In an Open Metaverse, a decentralized network of virtual worlds and environments users could freely buy, sell, and transfer digital goods across platforms without the fear of losing them if a company shuts down or changes its terms of service. This would address one of the hidden risks of centralized control.
Arianna Simpson of Andreessen Horowitz points out a key issue in today’s digital economy: the lack of digital property rights. You don’t have ownership; there are no property rights. They exist inside someone else’s universe at their privilege, she argues.
One group working to address this is OMA3, a coalition of nearly 100 Web3 companies, including Animoca Brands, led by Yat Siu. OMA3 is dedicated to building a decentralized, interoperable metaverse. Their mission is to ensure the metaverse isn’t dominated by a few large corporations.
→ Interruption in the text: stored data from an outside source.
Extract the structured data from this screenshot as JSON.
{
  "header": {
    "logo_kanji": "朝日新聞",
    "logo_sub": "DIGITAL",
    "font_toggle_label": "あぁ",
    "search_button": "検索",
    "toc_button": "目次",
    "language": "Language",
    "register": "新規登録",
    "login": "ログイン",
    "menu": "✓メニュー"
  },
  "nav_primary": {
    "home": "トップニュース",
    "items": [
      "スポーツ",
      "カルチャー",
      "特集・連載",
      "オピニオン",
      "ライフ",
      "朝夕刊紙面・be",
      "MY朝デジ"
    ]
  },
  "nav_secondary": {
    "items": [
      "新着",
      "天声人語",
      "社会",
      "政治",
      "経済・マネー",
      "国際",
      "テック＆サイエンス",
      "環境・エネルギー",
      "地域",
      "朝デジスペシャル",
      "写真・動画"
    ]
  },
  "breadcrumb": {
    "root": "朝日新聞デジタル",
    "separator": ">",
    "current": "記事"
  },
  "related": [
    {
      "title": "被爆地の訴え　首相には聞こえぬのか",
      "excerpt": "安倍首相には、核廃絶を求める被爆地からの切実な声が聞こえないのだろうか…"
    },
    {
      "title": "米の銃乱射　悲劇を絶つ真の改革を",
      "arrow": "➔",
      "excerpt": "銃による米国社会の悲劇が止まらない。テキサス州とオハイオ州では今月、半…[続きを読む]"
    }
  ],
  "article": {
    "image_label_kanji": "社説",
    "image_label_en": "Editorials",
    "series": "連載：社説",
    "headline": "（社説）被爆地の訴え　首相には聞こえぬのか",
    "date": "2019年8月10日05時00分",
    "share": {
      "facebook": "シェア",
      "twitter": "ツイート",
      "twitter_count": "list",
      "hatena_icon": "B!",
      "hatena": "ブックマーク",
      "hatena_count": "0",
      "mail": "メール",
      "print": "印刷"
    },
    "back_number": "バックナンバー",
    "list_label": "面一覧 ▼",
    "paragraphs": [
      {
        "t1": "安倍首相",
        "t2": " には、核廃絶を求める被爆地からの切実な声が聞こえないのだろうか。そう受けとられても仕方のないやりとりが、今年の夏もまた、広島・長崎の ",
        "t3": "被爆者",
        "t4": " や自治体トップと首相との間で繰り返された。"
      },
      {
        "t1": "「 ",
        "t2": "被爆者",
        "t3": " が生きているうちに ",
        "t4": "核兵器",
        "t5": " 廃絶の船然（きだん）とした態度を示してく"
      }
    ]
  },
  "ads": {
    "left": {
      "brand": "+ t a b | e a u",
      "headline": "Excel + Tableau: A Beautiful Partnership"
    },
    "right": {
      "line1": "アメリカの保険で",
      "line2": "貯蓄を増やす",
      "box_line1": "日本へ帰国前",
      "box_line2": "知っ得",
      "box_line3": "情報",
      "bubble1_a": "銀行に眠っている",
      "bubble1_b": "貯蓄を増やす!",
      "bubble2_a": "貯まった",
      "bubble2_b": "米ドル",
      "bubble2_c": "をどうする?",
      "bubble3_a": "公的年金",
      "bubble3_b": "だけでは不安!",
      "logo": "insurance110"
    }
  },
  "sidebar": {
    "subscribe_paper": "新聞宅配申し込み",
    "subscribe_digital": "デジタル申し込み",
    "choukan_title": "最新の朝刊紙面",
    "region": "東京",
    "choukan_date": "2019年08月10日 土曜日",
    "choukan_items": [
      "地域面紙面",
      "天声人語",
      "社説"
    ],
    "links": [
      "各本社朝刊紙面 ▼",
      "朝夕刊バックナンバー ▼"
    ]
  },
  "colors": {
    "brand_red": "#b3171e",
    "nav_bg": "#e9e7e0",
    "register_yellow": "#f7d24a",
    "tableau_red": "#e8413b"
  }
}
But instead becomes an open ecosystem where users fully control their data, identities, and digital assets. The alliance is focused on developing shared protocols and standards that will allow different metaverse environments to connect seamlessly. This interoperability is key to the future of the metaverse, especially as we consider how tools like Meta Orion Glasses control our digital experiences.
In an open metaverse, as Alfred Tom, Executive Director of OMA3, explains, users could transfer their digital assets whether it’s a virtual plot of land, an avatar, or a piece of art across different virtual worlds, preserving both value and functionality.